The court noted that its conclusion was supported by an earlier California appeals court ruling in 2000 in Pardee Construction Co. v. Insurance Co of the West. In Pardee, the Califonia court had examined the evolution of the endorsement language to find that the phrase "ongoing operations" demonstrated the intent to provide coverage to an additional insured only for liability that arises while work is still in progress.
"Without such clearly limiting language, the coverage could be interpreted as extending to completed operations. This would allow a contractor who is an additional insured to be indemnified for damages arising from a subcontractor's work even if it is not discovered for years," the court said.
Despite creating a differing opinion on this issue for the state of Washington, the appeals court in the Hartford Insurance case left open the possibility that "completed" damages which were incurred during the "ongoing operations" period could be covered by the endorsement.
The court also discussed coverage for defense costs, noting that factual allegations determine whether the insurer that provides a policy with an additional insured endorsement must tender a defense for the additional insured for claims that did not arise out of the policyholder's ongoing operations.
In this particular case, the complaint against the additional insured--the developer--brought by a condo association alleged only "construction defects." The complaint "did not specifically allege liability arising from the work of subcontractors while it was still in progress," the court said.

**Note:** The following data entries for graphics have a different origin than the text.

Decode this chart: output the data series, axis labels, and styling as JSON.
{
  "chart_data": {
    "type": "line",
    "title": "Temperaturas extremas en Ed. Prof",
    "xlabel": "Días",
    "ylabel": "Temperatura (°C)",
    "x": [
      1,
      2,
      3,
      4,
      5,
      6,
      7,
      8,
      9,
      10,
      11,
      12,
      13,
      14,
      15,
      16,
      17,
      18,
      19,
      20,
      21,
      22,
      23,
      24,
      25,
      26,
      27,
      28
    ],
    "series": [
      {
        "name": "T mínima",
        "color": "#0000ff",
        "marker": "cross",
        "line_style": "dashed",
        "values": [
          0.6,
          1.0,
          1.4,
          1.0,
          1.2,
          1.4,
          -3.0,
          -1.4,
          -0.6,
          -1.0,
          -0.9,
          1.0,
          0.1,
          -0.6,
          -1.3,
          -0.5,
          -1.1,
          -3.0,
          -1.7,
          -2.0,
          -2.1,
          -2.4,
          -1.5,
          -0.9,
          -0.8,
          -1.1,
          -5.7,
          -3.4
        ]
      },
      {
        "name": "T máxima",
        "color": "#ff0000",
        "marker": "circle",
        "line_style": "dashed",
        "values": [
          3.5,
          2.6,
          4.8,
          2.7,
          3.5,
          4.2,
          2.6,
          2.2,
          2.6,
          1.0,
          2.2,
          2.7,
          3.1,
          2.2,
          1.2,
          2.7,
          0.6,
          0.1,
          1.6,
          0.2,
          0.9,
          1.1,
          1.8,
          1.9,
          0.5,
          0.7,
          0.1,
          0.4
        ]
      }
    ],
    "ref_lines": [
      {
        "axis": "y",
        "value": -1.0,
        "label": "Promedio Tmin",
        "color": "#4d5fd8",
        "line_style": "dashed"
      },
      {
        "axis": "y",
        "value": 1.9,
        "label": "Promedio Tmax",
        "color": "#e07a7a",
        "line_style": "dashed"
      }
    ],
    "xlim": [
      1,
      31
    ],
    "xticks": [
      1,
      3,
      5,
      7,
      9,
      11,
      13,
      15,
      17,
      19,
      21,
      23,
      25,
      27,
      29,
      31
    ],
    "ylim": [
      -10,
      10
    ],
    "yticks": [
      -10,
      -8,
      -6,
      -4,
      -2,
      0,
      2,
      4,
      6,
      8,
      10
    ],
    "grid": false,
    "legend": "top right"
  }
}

In addition, the court noted that the insurer in this case refused coverage in a letter stating that the named insured subcontractor's work was completed and accepted by the developer before the condo owners took ownership of their units.
Thus the debate and confusion on the application of the additional insured language will continue to evolve and develop, leaving many risk managers trying to determine what protection they may have from this provided coverage. This issue will continue to grow as an increasing amount of losses will arise from completed projects which utilized this endorsement edition.
Unfortunately, the changing interpretation of the additional insured endorsement is not being limited to case law. A majority of states have created anti-indemnity statutes, which define the scope of legal liability that one party may transfer to another in a contract. However, many jurisdictions have recently applied new standards on their anti-indemnity statutes that also apply to additional insured endorsements.
Despite continued arguments that these risk-transfer tools are separate and distinct from each other, the legislators and courts in several jurisdictions--such as Colorado, Oregon, New Mexico and Montana--have linked anti-indemnity statutes to also apply to potentially broadly worded additional insured endorsements.
In many cases, this result has left many contractors without any typical risk-transfer tools due to both the indemnification agreement and additional insured endorsement being nullified because of their violation of the anti-indemnity statute.
For risk managers to accurately evaluate their exposures from the use of certain additional insured endorsement wording, they must continue to keep abreast of the changing case law and the broader application of anti-indemnity statutes.
This process should also include constant legal reviews of jurisdictions where construction projects have and will be completed. In addition, proactive management of losses and effective strategies in the pursuit of risk transfer enforcement will be vital.